Ямочка дрогнула на её щеке. Она дёрнула плечиком и, хотя порядком смущённая (лицо так и вспыхнуло алым огнём), храбро ответила:

— Да. Я вообще-то на филологическом в университете учусь.

Она чуть подождала и вновь вопросительно взглянула на меня.

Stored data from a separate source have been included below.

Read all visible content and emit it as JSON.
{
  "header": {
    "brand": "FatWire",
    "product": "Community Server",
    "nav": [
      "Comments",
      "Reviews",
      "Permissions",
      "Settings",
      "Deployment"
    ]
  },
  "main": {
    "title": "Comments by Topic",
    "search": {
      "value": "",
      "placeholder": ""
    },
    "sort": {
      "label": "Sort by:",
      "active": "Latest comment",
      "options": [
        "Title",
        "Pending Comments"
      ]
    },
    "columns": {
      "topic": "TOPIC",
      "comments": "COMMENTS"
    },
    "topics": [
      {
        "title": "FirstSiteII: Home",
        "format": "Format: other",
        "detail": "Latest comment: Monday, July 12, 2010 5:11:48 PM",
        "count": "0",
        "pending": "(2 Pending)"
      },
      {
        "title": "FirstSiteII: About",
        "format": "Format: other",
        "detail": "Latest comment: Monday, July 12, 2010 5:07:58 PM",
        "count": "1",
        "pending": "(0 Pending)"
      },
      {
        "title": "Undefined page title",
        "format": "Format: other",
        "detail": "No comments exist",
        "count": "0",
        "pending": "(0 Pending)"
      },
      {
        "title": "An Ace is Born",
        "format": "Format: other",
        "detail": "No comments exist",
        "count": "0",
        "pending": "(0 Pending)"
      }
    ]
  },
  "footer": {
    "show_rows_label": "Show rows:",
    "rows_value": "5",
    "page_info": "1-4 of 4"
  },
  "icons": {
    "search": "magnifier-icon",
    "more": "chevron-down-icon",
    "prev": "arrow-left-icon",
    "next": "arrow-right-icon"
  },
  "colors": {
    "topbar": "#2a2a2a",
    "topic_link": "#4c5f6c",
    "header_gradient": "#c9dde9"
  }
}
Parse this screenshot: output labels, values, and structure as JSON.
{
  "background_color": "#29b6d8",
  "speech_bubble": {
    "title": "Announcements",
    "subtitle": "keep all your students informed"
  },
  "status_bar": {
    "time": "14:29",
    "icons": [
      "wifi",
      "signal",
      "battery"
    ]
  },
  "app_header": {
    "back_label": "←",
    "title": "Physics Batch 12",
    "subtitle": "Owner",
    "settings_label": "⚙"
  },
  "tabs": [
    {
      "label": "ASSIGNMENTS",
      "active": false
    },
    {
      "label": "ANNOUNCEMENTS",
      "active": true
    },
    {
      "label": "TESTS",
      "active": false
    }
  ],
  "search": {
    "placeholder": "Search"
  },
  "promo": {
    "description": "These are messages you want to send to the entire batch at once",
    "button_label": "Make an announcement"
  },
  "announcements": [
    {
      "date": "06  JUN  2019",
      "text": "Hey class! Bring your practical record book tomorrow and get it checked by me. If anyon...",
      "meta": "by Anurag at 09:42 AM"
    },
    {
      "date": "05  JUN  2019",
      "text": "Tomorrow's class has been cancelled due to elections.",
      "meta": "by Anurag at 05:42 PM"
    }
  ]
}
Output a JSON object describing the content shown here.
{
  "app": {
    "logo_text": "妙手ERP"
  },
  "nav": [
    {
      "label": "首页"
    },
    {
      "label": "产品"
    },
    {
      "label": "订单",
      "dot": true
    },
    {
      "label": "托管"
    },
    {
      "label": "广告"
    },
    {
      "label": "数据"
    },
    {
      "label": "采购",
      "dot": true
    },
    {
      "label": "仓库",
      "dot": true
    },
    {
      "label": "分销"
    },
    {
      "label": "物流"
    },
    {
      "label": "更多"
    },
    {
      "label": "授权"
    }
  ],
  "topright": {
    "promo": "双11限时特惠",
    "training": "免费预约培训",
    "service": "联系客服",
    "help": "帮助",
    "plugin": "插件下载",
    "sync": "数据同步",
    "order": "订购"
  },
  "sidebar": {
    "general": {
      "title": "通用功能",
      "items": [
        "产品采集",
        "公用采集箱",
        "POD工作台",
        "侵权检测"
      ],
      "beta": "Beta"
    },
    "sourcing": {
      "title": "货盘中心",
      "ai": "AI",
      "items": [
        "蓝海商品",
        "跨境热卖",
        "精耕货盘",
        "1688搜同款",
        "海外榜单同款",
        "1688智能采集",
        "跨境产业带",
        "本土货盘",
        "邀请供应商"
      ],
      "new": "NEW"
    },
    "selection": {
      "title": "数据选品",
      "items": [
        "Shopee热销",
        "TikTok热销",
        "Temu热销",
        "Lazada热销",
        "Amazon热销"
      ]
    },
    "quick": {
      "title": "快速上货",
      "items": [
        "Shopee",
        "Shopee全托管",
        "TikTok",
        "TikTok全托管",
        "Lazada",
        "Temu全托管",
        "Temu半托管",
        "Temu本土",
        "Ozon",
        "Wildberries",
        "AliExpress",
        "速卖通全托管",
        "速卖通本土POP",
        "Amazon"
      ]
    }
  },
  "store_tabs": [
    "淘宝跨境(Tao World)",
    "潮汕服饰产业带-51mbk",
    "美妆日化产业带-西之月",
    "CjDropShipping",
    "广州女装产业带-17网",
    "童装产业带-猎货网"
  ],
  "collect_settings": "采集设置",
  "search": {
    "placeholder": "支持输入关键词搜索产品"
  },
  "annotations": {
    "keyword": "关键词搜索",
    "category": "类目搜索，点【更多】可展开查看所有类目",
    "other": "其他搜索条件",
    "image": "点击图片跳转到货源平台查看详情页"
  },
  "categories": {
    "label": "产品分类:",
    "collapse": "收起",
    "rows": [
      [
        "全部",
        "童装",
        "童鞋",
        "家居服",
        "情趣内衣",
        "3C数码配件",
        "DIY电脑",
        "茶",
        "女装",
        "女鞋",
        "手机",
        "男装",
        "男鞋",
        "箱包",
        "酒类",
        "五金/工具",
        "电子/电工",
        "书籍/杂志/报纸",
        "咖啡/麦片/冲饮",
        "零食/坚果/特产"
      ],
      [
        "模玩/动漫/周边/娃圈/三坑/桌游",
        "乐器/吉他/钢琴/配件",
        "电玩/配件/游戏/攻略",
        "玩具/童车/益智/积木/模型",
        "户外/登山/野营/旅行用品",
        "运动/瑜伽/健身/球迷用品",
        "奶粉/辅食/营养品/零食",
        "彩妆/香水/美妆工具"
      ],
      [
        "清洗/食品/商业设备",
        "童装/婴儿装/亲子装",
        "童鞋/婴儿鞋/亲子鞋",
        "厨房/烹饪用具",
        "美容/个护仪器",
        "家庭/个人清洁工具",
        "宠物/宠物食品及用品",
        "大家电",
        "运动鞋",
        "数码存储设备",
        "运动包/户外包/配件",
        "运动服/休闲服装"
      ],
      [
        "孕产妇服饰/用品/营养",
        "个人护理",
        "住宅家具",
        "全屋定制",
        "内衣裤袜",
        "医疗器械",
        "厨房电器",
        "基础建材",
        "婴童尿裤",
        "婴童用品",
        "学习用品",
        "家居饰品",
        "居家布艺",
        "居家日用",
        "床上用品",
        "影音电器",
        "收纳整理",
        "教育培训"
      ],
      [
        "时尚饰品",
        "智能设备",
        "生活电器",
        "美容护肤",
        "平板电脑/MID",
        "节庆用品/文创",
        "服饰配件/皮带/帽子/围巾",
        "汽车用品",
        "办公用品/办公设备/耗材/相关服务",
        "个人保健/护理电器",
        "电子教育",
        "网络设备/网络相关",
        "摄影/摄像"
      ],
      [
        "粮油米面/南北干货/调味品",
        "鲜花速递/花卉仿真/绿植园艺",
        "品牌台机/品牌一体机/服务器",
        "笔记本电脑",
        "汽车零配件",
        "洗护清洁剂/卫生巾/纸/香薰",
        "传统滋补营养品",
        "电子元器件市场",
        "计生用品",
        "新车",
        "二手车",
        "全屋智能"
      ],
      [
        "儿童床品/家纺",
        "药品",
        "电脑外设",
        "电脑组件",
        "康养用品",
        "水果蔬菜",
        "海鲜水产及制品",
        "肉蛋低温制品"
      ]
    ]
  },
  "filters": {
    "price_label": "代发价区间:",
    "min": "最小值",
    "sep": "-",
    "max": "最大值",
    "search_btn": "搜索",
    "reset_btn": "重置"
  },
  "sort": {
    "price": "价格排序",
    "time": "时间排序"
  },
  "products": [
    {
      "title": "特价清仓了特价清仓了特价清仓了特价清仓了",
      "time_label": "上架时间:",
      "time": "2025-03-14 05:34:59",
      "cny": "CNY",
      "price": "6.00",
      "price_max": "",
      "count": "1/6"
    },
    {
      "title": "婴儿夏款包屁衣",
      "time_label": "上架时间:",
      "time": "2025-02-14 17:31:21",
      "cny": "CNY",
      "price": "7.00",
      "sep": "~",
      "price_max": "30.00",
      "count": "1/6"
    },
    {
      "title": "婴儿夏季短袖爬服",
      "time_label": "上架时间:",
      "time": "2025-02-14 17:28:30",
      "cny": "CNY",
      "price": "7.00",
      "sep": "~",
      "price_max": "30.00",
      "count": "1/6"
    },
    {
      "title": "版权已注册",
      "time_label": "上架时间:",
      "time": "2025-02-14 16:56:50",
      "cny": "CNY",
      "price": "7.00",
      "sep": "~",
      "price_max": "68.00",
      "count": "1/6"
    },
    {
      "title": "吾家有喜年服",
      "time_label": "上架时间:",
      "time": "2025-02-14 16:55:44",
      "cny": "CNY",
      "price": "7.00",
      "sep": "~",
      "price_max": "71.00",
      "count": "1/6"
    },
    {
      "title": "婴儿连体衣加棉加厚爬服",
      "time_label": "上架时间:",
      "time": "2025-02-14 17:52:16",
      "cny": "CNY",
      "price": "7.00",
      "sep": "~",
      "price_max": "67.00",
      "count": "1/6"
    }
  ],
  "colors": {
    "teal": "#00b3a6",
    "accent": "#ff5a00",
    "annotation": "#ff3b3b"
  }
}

— А как Вас зовут? — Я сел рядом с нею, стараясь держаться как можно увереннее. Кажется, мне это удалось: в её взгляде смешалось живейшее ко мне любопытство, удивление и даже какое-то восхищение моей смелостью.

— Юля. Юлия Николаевна Альметова, — почему-то добавила она и вдруг улыбнулась. Что-то кольнуло мне в сердце.

«Неужели мой дом… тепло и уют… в этих нежных руках» — яркими живыми точками сквозь сознание неслись бессвязные, нелепые и всё-таки удивительно приятные мысли.

Я подхватил игру:

— Александр Яковлевич Гольдин. В будущем… Нет, не люблю

загадывать. Пойдем в кафе?

Что-то доверительное легло между нами — я это чувствовал и уже не так отчаянно волновался. Она на мгновение задержала ответ, видимо про себя что-то решая, и — протянула руку.

— Пойдём! Только не хочу в кафе. Пойдём бродить по городу. Я люблю. И сегодня день такой чудесный. Да? — И снова этот взгляд-стрела в самое сердце.

Что со мной сделалось в тот момент — не знаю. Помню только, изобразив на лице некое подобие улыбки, я машинально кивнул, она подхватила меня под руку и мы «пошли гулять». Но что творилось в моей душе — известно, наверное, только Богу…

Однако вскоре я пришёл в себя и, кажется, довольно остроумно и весело рассказал ей о нескольких забавных приключениях, случавшихся со мной. День незаметно клонился к закату, а мы всё бродили по тёмным уже улицам большого города, и ни я, ни она не хотели прервать сказку этого вечера.

Юля. Юленька!.. Даже теперь, стоит мне только произнести это имя, сердце проваливается куда-то в безмерную, холодную и злую пустоту — и на душе так скверно! Так что Вы уж простите мне, пожалуйста, это бесконечное «она».

Но я, кажется, непозволительно уклонился от темы.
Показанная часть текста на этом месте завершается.